一瞬で流れをひっくり返す爆発力こそが
ファビオ・ワードリーをファンに愛されるエキサイティングな存在にしてきた。ただ、ヘビー級戦線の頂点で生き残るには、その希少な一撃必殺の力に頼り切ってはいけないことも、彼は十分理解している。
ホワイトカラー・ボクサーからプロに転向して以来、ワードリーは目覚ましい成長を見せてきた。しかし、6月に才能はあるが未知数だった
ジャスティス・フニを追い詰めるのに9ラウンド以上を費やした試合は、まだ学ぶべきことが多いと痛感させるものだった。
ポイントで劣勢に立たされ、打開策も見えなかった30歳のイプスウィッチ出身男は、
10回途中に渾身の右を叩き込み、一撃で試合を終わらせた。ワードリーは自信家でありながら、同時に現実的でもある。勝利直後に控室へ戻った瞬間から、すでに試合の振り返りを始めていた。
ベン・デイヴィソン・パフォーマンス・センターのチームとともに、そのパフォーマンスの中で即座に修正可能な点もあれば、試合映像を繰り返し検証して初めて見えてくる課題もあったはずだ。
ワードリー自身、この段階に到達しながらもまだ伸びしろが無数にあることを幸運だと感じている。
「改善点はいくつもある」ワードリーはtalkSPORT出演時にそう語った。
「正直、あまり多くをオンラインでばらして研究材料にされたくはないけど、改善点は山ほどある。

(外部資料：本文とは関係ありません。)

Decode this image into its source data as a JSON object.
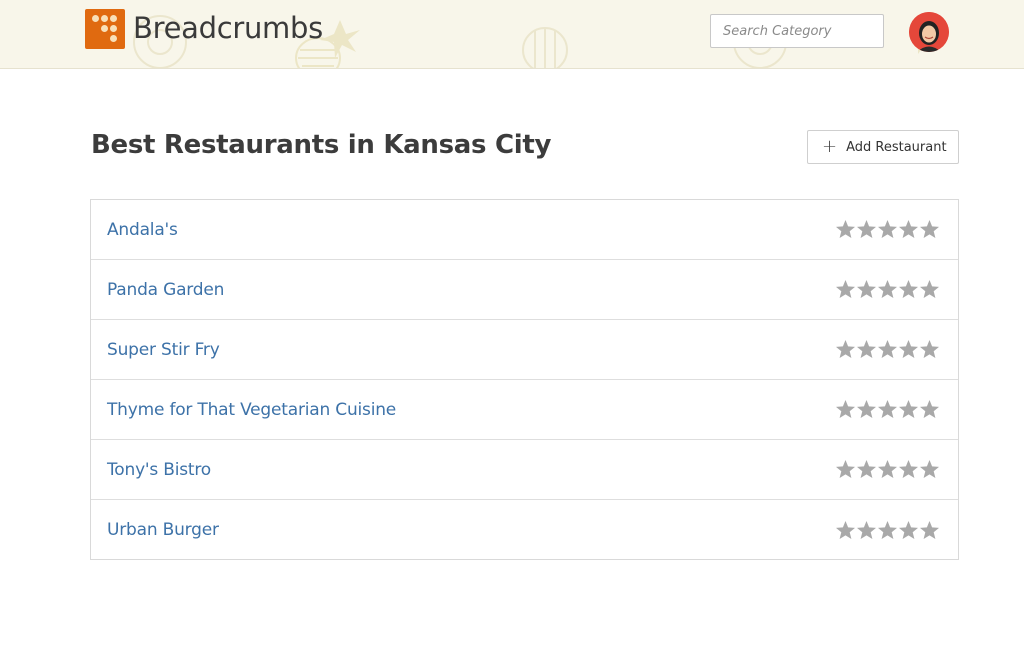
{
  "header": {
    "brand": "Breadcrumbs",
    "search": {
      "placeholder": "Search Category",
      "value": ""
    },
    "avatar_icon": "user-avatar"
  },
  "main": {
    "title": "Best Restaurants in Kansas City",
    "add_button": {
      "icon": "plus-icon",
      "label": "Add Restaurant"
    },
    "restaurants": [
      {
        "name": "Andala's",
        "rating": 0,
        "max_rating": 5
      },
      {
        "name": "Panda Garden",
        "rating": 0,
        "max_rating": 5
      },
      {
        "name": "Super Stir Fry",
        "rating": 0,
        "max_rating": 5
      },
      {
        "name": "Thyme for That Vegetarian Cuisine",
        "rating": 0,
        "max_rating": 5
      },
      {
        "name": "Tony's Bistro",
        "rating": 0,
        "max_rating": 5
      },
      {
        "name": "Urban Burger",
        "rating": 0,
        "max_rating": 5
      }
    ]
  },
  "colors": {
    "header_bg": "#f8f6ea",
    "brand_orange": "#e06a10",
    "link_blue": "#3d72a8",
    "star_empty": "#a9a9a9"
  }
}
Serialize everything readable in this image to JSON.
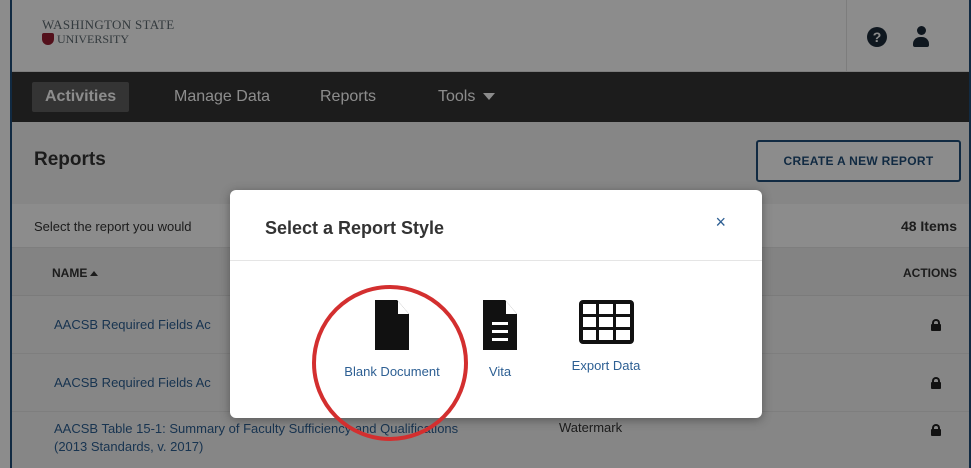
{
  "header": {
    "logo_line1": "WASHINGTON STATE",
    "logo_line2": "UNIVERSITY"
  },
  "nav": {
    "items": [
      {
        "label": "Activities",
        "active": true
      },
      {
        "label": "Manage Data",
        "active": false
      },
      {
        "label": "Reports",
        "active": false
      },
      {
        "label": "Tools",
        "active": false
      }
    ]
  },
  "page": {
    "title": "Reports",
    "create_button": "CREATE A NEW REPORT",
    "info_text": "Select the report you would",
    "item_count": "48 Items",
    "columns": {
      "name": "NAME",
      "actions": "ACTIONS"
    },
    "rows": [
      {
        "name": "AACSB Required Fields Ac",
        "style": ""
      },
      {
        "name": "AACSB Required Fields Ac",
        "style": ""
      },
      {
        "name": "AACSB Table 15-1: Summary of Faculty Sufficiency and Qualifications",
        "name2": "(2013 Standards, v. 2017)",
        "style": "Watermark"
      }
    ]
  },
  "modal": {
    "title": "Select a Report Style",
    "close": "×",
    "options": [
      {
        "label": "Blank Document",
        "icon": "blank-document-icon"
      },
      {
        "label": "Vita",
        "icon": "vita-document-icon"
      },
      {
        "label": "Export Data",
        "icon": "table-grid-icon"
      }
    ]
  },
  "colors": {
    "nav_bg": "#333333",
    "link": "#2d5f93",
    "highlight_circle": "#d32f2f",
    "button_border": "#1f4e79"
  }
}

誰が見ても明らかな部分もあれば、そうじゃない部分もある。俺とチームが細かく注目して調整すべき微妙な点もあるんだ。
しかもそれは試合当日の内容に限らない。準備の仕方や試合に向かうプロセスにも修正が必要だ。でも、最終的にあの試合を勝ち切ったことで、自分を見直し、再評価する大きなきっかけになったんだ」
フニをなぎ倒した劇的な右は、ファビオ・ワードリーにジョセフ・パーカーとのビッグマッチを呼び込み、
世界タイトル戦に手が届く位置まで押し上げた。だが彼は、その一発がこれまでの過程をかき消すことを許していない。
細かい修正を積み重ねるために一歩横にそれるのではなく、ワードリーは経験豊富で勢いに乗るパーカーとのチャンスに迷わず飛びついた。
恐れや不安を抱くのではなく、フニが突きつけた数々の難題を突破したことで、より完成度の高いファイターになれると信じている。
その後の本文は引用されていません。